Feature Film

What Can We Steal From Quentin Tarantino’s Pulp Fiction?

Title of Work and its Form: Pulp Fiction, Feature Film
Author: Directed by Quentin Tarantino, Screenplay by Quentin Tarantino, Story by Quentin Tarantino and Roger Avary
Date of Work: 1994
Where the Work Can Be Found: The film has been released on DVD and Blu-ray.  Here’s the trailer for Pulp Fiction.  If you haven’t seen the movie, you should run right out and do so now.

Element of Craft We’re Stealing: Narrative Structure

Pulp Fiction is the second film by Quentin Tarantino, a man who learned to write and direct movies by…watching a zillion movies.  (The principle, of course, translates to the written word.  If you want to write, you have to read.  A lot.)  The film tells three separate stories:

  • “Vincent Vega and Marsellus Wallace’s Wife”- Vincent Vega, a drug-addicted mob enforcer played by John Travolta, has been asked to take the boss’s wife out for a night on the town.  Vincent is reluctant; if anything happens to Mia Wallace (Uma Thurman), he will become a “grease spot.”  Vincent and Mia have a nice dinner and conversation…until Mia snorts Vincent’s heroin, believing it is cocaine.  She’s overdosing, and Vince must save Mia’s life-and his own.
  • “The Gold Watch” - Butch, an aging boxer played by Bruce Willis, has been paid by Marsellus to throw his final fight in the fifth round.  Instead, Butch double-crosses Marsellus, planning to move far, far away with the money he earned.  All goes well until Butch learns that he needs to go back to his apartment to get his watch, a family heirloom.  Butch knows that Marsellus has taken steps to turn him into a grease spot, so he has to be very careful.
  • “The Bonnie Situation” - Jules Winfield (Samuel L. Jackson) and Vincent have retrieved a package that is important to Marsellus.  Oops!  On the way back, they accidentally shoot the man who helped them.  Now they need to figure out how to dispose of the car and how to make sure that their savior’s wife, Bonnie, doesn’t freak out.  That’s why you call in The Wolf (Harvey Keitel).
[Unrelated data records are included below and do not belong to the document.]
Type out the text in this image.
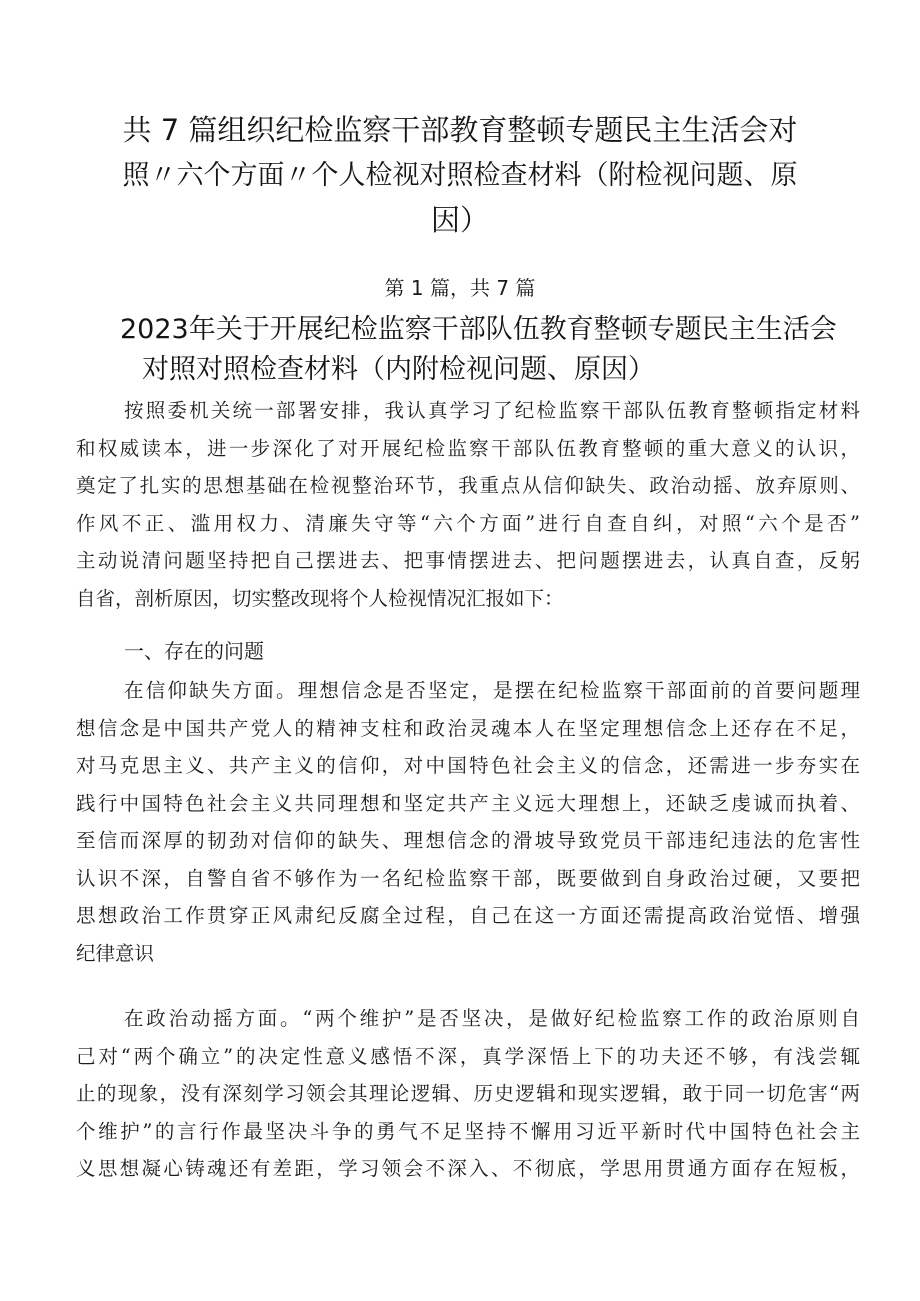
共 7 篇组织纪检监察干部教育整顿专题民主生活会对
照〃六个方面〃个人检视对照检查材料（附检视问题、原
因）
第 1 篇，共 7 篇
2023年关于开展纪检监察干部队伍教育整顿专题民主生活会
对照对照检查材料（内附检视问题、原因）
按照委机关统一部署安排，我认真学习了纪检监察干部队伍教育整顿指定材料
和权威读本，进一步深化了对开展纪检监察干部队伍教育整顿的重大意义的认识，
奠定了扎实的思想基础在检视整治环节，我重点从信仰缺失、政治动摇、放弃原则、
作风不正、滥用权力、清廉失守等“六个方面”进行自查自纠，对照“六个是否”
主动说清问题坚持把自己摆进去、把事情摆进去、把问题摆进去，认真自查，反躬
自省，剖析原因，切实整改现将个人检视情况汇报如下：
一、存在的问题
在信仰缺失方面。理想信念是否坚定，是摆在纪检监察干部面前的首要问题理
想信念是中国共产党人的精神支柱和政治灵魂本人在坚定理想信念上还存在不足，
对马克思主义、共产主义的信仰，对中国特色社会主义的信念，还需进一步夯实在
践行中国特色社会主义共同理想和坚定共产主义远大理想上，还缺乏虔诚而执着、
至信而深厚的韧劲对信仰的缺失、理想信念的滑坡导致党员干部违纪违法的危害性
认识不深，自警自省不够作为一名纪检监察干部，既要做到自身政治过硬，又要把
思想政治工作贯穿正风肃纪反腐全过程，自己在这一方面还需提高政治觉悟、增强
纪律意识
在政治动摇方面。“两个维护”是否坚决，是做好纪检监察工作的政治原则自
己对“两个确立”的决定性意义感悟不深，真学深悟上下的功夫还不够，有浅尝辄
止的现象，没有深刻学习领会其理论逻辑、历史逻辑和现实逻辑，敢于同一切危害“两
个维护”的言行作最坚决斗争的勇气不足坚持不懈用习近平新时代中国特色社会主
义思想凝心铸魂还有差距，学习领会不深入、不彻底，学思用贯通方面存在短板，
The stories unite in the end, but the film is notable for its non-linear structure.  The events don’t occur in chronological order; this confuses some first-time viewers.  (“Wait!”  They might say.  “How can John Travolta clean out the car when Bruce Willis just shot him?”)  The non-linear structure allows Mr. Tarantino to put a new spin on “old” stories.  As Mr. Tarantino will happily acknowledge, there are a zillion gangster movies.  There are a zillion crime films and a zillion heist films.  In order to make something wholly his own, Mr. Tarantino sliced and diced his story, rearranging it in such a way that his film would feel like something new.

This flexing of Mr. Tarantino’s narrative muscles sets the film apart from its genre roots.  Now, I’m not saying that “genre” is a dirty word.  I love mystery stories and science fiction novels and they’re not INHERENTLY un-literary.  When Mr. Tarantino rearranged the structure of his film, he was bringing the movie out of simple genre filmmaking.  What’s the difference?  In many genre stories, the author has his or her mind on the conventions of the genre.  Tarantino wanted to make a great “movie,” not a great “mob movie.”

The non-linearity of the film also adds emotional resonance to some of the moments.  Marsellus (Ving Rhames) is a somewhat distant character until the moment Butch hits him with his car.  We’ve gotten a couple cool monologues that establish he’s not someone you want to mess with and the indirect exposition from other characters.  (Just ask Tony Rocky Horror what Marsellus is like!)  In a different film, the audience wouldn’t have spent so much time with Marsellus’s wife; aren’t we more likely to feel for Marsellus once we understand what a loving husband he is?  Once Marsellus and Butch are in the basement, we’re prepared to truly feel empathy for him.  (The scene is unpleasant, but fascinating.)

What Should We Steal?

  • Play with structure to breathe new life into a classic form.  Countless poets have written countless odes.  How can you change the form a little to set yours apart for your reader?  Lots of writers enjoy writing love stories…what structural twists can you employ to make yours different from all the rest of them?
  • Add emotional resonance by spoiling the end of your story.  Jules and Vincent have some very deep, philosophical chats, the last of which is in the diner at the end of the film.  The audience knows that Vincent will someday be shot dead because he is choosing a path different from the one Jules has decided upon.  Jules is spared because he is “walking the Earth,” Vincent is killed because the Bonnie Situation didn’t impact him as deeply as it should have.  This emotional resonance would be missing if Tarantino told his story in a more conventional manner.